From theory to platelets: unraveling the history and complexities of biased signaling

Abstract

Biased signaling refers to a phenomenon where a ligand preferentially activates 1 signaling pathway over another at the same receptor. It is best described for ligands that selectively activate G protein-coupled receptors through G protein or β-arrestin pathways. The concept of biased signaling has a rich history that has been experimentally characterized in the past 40 years. As early as the 1970s, models of biased signaling suggested that ligand-bound receptors have a rigid structure, whereas free receptors are fluid proteins with multiple potential active states. Recent cell signaling studies demonstrate that ligands block select signaling pathways but amplify others.

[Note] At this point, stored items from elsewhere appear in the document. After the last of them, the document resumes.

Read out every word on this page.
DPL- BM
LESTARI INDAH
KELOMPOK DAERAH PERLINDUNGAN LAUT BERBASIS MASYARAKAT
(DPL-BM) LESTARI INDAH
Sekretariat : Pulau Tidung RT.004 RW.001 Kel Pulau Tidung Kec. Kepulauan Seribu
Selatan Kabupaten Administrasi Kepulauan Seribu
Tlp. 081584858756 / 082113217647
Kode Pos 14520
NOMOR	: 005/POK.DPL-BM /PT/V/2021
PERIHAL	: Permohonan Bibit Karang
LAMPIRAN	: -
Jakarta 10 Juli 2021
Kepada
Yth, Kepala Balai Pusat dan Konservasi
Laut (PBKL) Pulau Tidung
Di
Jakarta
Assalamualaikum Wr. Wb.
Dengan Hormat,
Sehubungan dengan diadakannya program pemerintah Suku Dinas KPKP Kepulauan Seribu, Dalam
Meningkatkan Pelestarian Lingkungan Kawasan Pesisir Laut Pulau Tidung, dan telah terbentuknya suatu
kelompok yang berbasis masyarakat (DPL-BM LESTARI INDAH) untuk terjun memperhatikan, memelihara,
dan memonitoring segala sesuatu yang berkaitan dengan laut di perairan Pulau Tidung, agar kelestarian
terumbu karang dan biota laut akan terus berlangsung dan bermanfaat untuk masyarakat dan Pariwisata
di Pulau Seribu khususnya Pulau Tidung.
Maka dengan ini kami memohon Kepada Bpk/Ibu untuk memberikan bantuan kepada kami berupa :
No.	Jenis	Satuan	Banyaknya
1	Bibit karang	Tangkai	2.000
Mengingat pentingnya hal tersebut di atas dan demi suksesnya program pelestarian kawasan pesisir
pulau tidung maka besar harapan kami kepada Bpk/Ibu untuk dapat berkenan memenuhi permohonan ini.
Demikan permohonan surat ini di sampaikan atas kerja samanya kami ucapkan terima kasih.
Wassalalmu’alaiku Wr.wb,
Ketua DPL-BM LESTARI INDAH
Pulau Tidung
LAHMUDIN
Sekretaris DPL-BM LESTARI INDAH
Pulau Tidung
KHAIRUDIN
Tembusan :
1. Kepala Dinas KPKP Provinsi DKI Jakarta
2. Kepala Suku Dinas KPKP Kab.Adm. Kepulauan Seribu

This suggests that each ligand can stabilize a unique active conformation supporting the proposed model. Additional studies expanded our understanding of biased signaling to include biased receptors and system bias, which consider the impact of genetic differences and cellular context in which the signal is being studied. This is exemplified in platelet biology. Platelets are nonnucleated cells that rely on membrane receptors such as protease-activated receptor 1 (PAR1), PAR4, and Toll-like receptor 4 (TLR4) to facilitate platelet activation. There is now evidence of biased signaling through PAR1, PAR4, and TLR4 in platelets, making them attractive therapeutic targets. Here, we describe the origins of biased signaling theory and explore the concepts of biased agonists and systems through the lens of platelet activation.

Figure 1.

PAR1 and PAR4 cleavage sites. Proteases cleave PAR1 and PAR4 at different sites on their N terminus. The residues in green denote the canonical tethered ligand generated by thrombin. (A) Model of PAR activation mechanism via proteolysis of the N terminus. (B) The amino acid sequence of the N terminus of PAR1 or PAR4. The cleavage sites for thrombin, MMP1, MMP2, APC, and cathepsin G are inidicated. CatG, cathepsin G.

Figure 2.

Biased signaling in PAR1 and PAR4 in platelets. Biased agonists and interactions with other receptors result in biased signaling and platelet responses based on which pathways are favored. MMP2 requires αIIbβ3 as a cofactor to sensitize PAR1 (red) for thrombin signaling. In low concentrations of thrombin, PAR1 is favored over PAR4 (blue) signaling through Gαq and Gα12 pathways. MMP1 biases PAR1 signaling through the Gα12 pathway. PAR4 heterodimerization with P2Y12 (green) induces arrestin pathway signaling. Cathepsin G cleaves PAR4 at an additional site, increases calcium mobilization, and platelet aggregation. CatG, cathepsin G.

Figure 3.

TLR4-biased signaling in platelets. Different chemotypes of LPS trigger either the MyD88-independent or MyD88-dependent pathways in platelets. IKK, NF-κB kinase; IRAK, interleukin-1 receptor–associated kinase; NEMO, NF-κB essential modulator; TAK1, transforming growth factor-β–activated kinase 1; TBK1, TRAF family member–associated NF-κB activator binding kinase-1; TRAF, tumor necrosis factor receptor–associated factor; TRAM, TRIF-related adapter molecule.